More and more people in Hungary have some money left over from their income at the end of the month, and fewer and fewer are forced to borrow from family, friends, relatives, financial institutions and financial service providers, according to a representative survey of 4,500 people commissioned by Provident Financial Ltd.
However, recent data show that only one third of the population is able to save regularly. When money runs out, women are more likely to borrow from family members and financial institutions, while men are more likely to borrow from friends.
While it is still not easy to make ends meet, the proportion of people who are not completely out of money by the end of the month is growing significantly. According to a recent survey by Provident Financial Services, there is still a minority of people who are able to save from their income: 23.5% of those surveyed said they have enough money left at the end of the month, higher than the 19.7% in 2023, but well below the 33.8% average for nine countries that include - apart from Hungary - the Czech Republic, Romania, Estonia, Lithuania, Latvia, Poland, Mexico and Australia.

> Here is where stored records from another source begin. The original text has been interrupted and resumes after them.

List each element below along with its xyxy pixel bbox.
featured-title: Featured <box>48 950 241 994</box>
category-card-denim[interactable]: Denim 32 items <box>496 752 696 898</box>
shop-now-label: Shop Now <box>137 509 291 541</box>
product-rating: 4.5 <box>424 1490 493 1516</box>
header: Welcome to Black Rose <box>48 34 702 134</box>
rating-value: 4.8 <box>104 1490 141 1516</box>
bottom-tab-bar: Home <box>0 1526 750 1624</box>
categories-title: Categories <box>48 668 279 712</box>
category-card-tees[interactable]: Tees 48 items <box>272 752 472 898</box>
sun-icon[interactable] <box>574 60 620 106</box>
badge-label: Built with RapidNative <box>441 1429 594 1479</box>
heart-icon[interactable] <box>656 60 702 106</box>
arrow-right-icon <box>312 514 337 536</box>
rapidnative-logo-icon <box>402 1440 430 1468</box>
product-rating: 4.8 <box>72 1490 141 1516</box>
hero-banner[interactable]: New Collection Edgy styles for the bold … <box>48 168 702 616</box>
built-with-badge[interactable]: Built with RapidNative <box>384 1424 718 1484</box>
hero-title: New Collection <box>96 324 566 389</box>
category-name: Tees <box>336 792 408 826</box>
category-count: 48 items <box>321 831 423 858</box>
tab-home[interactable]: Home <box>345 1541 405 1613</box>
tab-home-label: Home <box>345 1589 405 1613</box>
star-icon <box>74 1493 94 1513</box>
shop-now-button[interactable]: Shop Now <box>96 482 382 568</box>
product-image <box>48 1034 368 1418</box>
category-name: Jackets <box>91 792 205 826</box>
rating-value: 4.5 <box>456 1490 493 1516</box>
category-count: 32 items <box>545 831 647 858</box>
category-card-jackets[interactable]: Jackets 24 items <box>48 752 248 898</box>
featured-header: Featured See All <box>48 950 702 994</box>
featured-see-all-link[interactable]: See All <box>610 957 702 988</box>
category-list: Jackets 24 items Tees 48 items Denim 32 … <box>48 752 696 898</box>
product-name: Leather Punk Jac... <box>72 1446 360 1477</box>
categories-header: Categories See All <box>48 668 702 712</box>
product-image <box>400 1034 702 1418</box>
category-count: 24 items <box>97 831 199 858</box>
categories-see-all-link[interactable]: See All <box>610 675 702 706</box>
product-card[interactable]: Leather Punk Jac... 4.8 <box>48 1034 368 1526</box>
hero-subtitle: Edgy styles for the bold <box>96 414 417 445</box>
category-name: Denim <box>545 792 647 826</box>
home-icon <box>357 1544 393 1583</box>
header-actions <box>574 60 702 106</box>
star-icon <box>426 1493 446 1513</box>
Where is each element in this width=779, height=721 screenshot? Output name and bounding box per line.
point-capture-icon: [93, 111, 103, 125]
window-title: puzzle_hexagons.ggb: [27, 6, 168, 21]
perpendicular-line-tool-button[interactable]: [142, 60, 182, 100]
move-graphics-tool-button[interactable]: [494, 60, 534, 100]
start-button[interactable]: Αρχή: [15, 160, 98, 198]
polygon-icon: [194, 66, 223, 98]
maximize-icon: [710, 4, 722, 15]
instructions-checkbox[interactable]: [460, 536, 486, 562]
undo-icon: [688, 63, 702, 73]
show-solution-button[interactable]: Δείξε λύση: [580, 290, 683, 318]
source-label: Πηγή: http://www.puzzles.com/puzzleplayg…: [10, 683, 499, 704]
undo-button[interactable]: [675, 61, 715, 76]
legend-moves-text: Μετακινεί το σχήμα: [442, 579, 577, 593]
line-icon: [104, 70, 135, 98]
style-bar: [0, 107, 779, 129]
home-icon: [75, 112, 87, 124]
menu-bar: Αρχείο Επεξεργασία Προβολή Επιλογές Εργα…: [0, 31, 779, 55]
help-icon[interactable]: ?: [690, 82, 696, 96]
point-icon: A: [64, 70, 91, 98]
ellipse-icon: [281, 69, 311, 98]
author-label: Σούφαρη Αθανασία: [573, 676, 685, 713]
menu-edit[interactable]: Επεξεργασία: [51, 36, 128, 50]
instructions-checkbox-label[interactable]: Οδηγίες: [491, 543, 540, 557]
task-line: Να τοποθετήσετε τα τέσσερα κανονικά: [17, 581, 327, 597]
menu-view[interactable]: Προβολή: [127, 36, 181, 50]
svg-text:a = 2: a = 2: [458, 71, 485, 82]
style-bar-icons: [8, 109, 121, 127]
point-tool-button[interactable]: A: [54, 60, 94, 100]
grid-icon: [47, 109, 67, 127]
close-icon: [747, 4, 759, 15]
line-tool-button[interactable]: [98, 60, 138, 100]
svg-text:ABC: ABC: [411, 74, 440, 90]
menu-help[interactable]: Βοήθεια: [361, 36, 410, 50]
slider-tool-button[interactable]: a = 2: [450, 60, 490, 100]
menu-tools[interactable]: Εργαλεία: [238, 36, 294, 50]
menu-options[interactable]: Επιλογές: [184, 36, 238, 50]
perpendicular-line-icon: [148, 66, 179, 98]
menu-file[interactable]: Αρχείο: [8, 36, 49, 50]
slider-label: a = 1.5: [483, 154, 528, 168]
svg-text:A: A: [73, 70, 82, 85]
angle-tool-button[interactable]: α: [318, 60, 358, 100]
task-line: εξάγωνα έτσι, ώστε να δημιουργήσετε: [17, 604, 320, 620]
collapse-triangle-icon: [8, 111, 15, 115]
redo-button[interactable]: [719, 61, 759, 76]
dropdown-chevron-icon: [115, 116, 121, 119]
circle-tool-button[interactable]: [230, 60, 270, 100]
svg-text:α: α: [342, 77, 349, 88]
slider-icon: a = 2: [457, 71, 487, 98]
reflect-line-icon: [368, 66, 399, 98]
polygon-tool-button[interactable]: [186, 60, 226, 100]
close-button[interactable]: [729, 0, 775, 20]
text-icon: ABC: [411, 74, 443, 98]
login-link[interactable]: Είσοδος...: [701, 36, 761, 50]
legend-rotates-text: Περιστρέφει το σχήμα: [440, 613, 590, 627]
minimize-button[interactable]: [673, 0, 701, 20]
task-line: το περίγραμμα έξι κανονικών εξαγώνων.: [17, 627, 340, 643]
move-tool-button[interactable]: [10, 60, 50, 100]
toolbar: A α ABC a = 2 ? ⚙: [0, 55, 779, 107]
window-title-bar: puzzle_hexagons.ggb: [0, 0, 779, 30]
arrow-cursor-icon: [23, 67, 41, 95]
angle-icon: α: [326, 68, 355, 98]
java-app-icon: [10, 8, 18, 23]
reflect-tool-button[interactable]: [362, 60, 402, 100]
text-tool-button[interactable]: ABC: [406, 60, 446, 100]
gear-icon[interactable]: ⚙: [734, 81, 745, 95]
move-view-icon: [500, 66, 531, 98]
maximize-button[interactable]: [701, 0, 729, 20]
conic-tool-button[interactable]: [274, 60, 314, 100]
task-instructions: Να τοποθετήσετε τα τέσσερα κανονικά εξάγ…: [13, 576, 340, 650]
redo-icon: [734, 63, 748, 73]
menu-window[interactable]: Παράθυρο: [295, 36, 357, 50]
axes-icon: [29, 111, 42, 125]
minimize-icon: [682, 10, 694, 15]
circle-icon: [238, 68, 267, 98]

The research shows that far more Hungarian men (33.1%) are able to save than their female counterparts (14.5%). The large gap is hardly explained by a difference in spending propensity: the more obvious correlation is that women earn unfortunately less than men. According to a report published by the European Parliament last April, the average hourly wage gap for women in Hungary in 2021 was 17.3%, significantly higher than the EU average of 12.3%. But the most recent Hungarian data from the Hungarian Central Statistical Office (KSH) show the same difference. Also according to KSH data, the vast majority of single parents are women, further limiting their ability to save.
Within the three main age groups in the survey, the highest proportion of those who can save from their income is among those aged 35-54 (26.7%). This is also due to the fact that they have the highest salaries, taking home an average of more than HUF 660,000 gross per month in the first quarter of this year, according to KSH. The 55-75 age group has a higher overall monthly income than the 18-34 age group, but the older generation has less money left to spend at the end of the month due to the cost of basic food and especially medicines: only 19.1%, compared to 24.2% for the younger generation.
Higher incomes and higher levels of financial literacy could be the reason why 32.3% of those with tertiary education said they would have money left to spend at the end of the month. Only one-fifth (around 20%) of those with primary and secondary education have a monthly savings capacity.